Mengapa musim penghujan harus diwaspadai terhadap serangan antraks? Wahyuni menyebutkan spora bisa menempel di air dan alirannya turun dari lokasi yang lebih tinggi (kasus antraks terjadi) ke tempat yang lebih rendah. Spora antraks yang menempel pada rumput bisa termakan hewan ternak lalu masuk ke darah dan limpa hewan. “Spora yang sulit dikendalikan bisa bercampur dengan air dan udara. Lalu masuk ke tubuh hewan ternak,” kata Wahyuni.
Persoalan utama penyebaran antraks, kata Wahyuni adalah mobilitas hewan ternak yang tinggi. Spora bisa menyebar ke mana saja. Dia mencontohkan spora bisa mengenai ban mobil peternak yang diangkut ke tempat baru.
Wahyuni menjumpai kasus antraks di Kabupaten Semarang dan Boyolali pada 1990 terjadi pada musim hujan di daerah dengan topografi tinggi. Spora yang bertahan puluhan hingga ratusan tahun itu terbawa air pada saat musim hujan. Kasus antraks di Purwakarta, Jawa Barat tahun 2000 juga terjadi pada musim hujan.
Spora bisa membelah atau menggandakan diri pada suhu 25-30 derajat celcius. Spora yang masuk di tubuh hewan ternak menjadi sel vegetatif. Hewan ternak yang tidak punya pertahanan tubuh yang bagus rentan terinfeksi bakteri antraks.
Untuk bebas dari antraks, menurut Wahyuni tidak mudah dan perlu usaha keras dari banyak kalangan. Sebab spora antraks tak bisa dikendalikan bila sudah menyebar ke mana-mana. Satu di antara yang bisa dilakukan untuk menghambat penyebaran antraks adalah pemberian vaksin pada hewan ternak.

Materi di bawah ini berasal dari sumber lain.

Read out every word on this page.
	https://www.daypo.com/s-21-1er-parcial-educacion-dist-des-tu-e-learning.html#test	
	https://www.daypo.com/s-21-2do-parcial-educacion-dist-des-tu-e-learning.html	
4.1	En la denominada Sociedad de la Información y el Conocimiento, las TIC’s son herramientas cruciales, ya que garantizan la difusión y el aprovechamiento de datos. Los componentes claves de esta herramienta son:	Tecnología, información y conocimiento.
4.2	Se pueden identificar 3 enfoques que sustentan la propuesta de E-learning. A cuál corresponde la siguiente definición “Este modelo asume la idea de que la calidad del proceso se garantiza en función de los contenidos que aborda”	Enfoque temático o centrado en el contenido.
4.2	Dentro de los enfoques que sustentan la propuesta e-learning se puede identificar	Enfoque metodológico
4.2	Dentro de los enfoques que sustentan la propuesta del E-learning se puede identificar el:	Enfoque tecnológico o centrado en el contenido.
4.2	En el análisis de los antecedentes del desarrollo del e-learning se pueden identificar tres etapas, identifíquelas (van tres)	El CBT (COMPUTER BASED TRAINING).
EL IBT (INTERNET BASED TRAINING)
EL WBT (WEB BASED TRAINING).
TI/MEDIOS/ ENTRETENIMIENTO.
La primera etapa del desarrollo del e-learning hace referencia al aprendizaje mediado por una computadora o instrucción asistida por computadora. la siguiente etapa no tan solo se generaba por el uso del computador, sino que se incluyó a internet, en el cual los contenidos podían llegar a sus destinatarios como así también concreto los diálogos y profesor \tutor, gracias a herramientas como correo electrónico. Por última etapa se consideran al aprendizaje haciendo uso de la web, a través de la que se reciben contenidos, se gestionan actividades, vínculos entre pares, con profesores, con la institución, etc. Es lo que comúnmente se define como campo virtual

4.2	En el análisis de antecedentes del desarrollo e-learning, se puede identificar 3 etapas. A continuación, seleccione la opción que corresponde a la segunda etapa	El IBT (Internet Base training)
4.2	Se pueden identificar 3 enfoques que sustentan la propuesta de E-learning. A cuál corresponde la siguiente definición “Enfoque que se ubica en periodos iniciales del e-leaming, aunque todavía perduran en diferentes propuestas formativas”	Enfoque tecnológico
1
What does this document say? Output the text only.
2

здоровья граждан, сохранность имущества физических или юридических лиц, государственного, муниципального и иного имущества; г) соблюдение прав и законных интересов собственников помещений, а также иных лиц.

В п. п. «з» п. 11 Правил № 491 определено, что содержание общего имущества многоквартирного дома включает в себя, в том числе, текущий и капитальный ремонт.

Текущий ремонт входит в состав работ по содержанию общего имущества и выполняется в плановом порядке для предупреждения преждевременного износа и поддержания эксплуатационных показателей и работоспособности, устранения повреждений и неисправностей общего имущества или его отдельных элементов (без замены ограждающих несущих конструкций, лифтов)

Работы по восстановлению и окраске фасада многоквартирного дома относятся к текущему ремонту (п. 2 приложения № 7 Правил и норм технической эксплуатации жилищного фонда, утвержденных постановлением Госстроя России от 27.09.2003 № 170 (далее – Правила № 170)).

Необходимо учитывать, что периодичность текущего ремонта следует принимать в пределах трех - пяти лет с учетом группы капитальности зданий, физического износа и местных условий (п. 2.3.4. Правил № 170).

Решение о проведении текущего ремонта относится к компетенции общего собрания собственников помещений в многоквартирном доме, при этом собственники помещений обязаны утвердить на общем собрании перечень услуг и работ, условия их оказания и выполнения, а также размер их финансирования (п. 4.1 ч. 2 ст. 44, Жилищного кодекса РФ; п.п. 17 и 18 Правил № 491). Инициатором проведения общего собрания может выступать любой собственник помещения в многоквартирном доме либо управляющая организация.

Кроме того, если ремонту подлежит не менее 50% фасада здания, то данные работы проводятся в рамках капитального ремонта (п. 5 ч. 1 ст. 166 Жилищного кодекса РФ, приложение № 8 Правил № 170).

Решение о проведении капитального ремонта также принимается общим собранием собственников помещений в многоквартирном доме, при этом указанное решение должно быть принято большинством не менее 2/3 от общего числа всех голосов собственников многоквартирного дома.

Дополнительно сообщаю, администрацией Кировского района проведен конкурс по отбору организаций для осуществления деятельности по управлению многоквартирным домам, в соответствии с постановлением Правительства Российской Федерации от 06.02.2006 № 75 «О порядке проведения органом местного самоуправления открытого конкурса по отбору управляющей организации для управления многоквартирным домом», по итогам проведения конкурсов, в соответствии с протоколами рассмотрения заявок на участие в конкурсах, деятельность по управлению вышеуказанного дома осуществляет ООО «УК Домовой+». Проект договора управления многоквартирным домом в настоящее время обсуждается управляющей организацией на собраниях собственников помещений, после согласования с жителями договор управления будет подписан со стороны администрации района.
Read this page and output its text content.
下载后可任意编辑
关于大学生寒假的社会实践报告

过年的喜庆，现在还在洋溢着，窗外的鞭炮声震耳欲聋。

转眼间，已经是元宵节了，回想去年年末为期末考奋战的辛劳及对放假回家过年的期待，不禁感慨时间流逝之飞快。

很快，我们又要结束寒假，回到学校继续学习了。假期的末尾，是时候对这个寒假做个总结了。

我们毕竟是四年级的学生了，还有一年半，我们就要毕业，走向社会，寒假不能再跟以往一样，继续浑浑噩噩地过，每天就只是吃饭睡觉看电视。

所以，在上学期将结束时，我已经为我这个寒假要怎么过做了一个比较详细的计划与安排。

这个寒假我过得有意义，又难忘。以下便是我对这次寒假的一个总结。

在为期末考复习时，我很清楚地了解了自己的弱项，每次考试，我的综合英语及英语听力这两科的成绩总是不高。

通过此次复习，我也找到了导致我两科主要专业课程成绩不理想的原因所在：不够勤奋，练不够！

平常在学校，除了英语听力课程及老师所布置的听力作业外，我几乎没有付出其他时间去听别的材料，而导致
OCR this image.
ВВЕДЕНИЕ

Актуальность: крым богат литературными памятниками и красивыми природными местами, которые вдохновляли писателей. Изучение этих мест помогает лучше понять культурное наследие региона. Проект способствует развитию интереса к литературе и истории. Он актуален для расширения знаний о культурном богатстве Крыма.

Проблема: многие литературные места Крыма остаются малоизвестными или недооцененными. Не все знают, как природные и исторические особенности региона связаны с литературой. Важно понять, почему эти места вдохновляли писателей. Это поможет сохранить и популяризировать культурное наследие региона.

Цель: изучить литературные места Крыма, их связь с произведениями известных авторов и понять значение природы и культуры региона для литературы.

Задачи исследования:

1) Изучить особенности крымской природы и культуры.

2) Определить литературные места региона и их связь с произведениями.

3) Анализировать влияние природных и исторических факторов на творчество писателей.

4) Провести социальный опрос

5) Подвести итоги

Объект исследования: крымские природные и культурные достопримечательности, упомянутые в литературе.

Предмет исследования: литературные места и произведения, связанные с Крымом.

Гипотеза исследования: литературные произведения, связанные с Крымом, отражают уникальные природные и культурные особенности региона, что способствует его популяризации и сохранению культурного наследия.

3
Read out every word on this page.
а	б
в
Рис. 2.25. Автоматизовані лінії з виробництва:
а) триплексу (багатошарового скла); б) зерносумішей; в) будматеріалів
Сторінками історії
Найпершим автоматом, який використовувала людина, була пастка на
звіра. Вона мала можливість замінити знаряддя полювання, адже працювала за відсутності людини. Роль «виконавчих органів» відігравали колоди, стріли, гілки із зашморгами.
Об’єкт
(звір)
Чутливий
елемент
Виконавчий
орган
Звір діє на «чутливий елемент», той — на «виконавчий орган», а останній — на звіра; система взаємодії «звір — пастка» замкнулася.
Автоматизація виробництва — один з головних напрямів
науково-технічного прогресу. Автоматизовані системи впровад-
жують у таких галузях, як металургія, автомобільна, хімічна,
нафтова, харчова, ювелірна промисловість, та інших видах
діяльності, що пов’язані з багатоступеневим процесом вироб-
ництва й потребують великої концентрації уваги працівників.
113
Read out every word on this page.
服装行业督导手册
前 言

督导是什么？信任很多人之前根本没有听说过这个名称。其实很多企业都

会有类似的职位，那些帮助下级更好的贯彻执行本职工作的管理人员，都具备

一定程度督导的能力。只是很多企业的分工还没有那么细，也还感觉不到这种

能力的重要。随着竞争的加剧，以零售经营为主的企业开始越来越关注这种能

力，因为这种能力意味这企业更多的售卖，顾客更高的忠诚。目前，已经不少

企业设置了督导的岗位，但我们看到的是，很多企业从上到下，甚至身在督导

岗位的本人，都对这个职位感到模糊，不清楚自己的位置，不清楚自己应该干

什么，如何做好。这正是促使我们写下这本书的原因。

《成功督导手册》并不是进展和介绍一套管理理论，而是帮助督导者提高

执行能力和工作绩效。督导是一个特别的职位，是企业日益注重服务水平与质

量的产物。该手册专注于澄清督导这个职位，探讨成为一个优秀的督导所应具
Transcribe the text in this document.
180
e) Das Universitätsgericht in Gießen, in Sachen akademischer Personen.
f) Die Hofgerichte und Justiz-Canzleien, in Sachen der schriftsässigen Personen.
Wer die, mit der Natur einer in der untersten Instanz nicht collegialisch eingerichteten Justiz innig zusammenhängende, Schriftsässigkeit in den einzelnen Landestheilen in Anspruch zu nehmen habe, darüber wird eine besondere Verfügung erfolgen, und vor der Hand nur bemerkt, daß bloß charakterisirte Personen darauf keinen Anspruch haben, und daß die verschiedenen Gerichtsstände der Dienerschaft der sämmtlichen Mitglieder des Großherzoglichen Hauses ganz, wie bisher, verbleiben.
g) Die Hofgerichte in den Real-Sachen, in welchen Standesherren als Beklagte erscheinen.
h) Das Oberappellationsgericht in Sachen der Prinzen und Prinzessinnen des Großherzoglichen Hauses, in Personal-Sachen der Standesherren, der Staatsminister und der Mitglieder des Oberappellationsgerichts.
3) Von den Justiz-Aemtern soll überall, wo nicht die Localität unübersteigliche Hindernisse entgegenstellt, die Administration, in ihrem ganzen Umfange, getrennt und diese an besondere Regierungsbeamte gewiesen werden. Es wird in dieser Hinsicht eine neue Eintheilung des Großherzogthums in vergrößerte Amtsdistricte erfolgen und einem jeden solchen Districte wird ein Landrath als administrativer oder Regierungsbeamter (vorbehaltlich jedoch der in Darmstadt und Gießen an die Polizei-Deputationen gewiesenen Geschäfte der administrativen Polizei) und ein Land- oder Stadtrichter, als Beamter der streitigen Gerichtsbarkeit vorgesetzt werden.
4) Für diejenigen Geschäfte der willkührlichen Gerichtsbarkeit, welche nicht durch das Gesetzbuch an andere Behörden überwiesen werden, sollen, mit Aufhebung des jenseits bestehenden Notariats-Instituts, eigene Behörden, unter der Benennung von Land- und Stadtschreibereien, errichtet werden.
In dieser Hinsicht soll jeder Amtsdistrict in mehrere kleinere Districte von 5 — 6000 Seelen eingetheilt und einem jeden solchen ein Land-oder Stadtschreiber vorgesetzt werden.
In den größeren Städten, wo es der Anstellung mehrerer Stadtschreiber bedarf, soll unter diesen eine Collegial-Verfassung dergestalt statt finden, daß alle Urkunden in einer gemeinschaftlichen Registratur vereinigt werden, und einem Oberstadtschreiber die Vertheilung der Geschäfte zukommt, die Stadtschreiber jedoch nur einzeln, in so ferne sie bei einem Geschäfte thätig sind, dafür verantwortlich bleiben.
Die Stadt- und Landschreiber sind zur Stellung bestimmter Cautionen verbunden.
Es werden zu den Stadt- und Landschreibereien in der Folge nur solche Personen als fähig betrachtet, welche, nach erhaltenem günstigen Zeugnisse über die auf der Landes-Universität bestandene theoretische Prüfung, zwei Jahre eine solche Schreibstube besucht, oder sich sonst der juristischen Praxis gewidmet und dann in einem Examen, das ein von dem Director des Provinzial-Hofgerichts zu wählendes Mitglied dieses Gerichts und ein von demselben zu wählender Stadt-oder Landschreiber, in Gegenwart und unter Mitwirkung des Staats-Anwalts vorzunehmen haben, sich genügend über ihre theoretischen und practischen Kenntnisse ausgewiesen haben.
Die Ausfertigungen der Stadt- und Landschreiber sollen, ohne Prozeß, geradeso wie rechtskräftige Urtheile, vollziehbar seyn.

Pemerintah, kata dia harus lebih gencar sosialisasi bahaya antraks yang mematikan kepada semua kalangan. Bila ada tanda-tanda hewan ternak terkena antraks, maka hewan itu tak boleh diperjual belikan dan tak boleh dikonsumsi.
Hewan ternak yang terkena bakteri antraks harus dibakar dan dikubur sedalam 3 meter. “Di tempat dikuburnya hewan ternak terkena antraks harus ditutup semen dan ditandai bahwa di lokasi itu pernah terjadi antraks,” kata Wahyuni.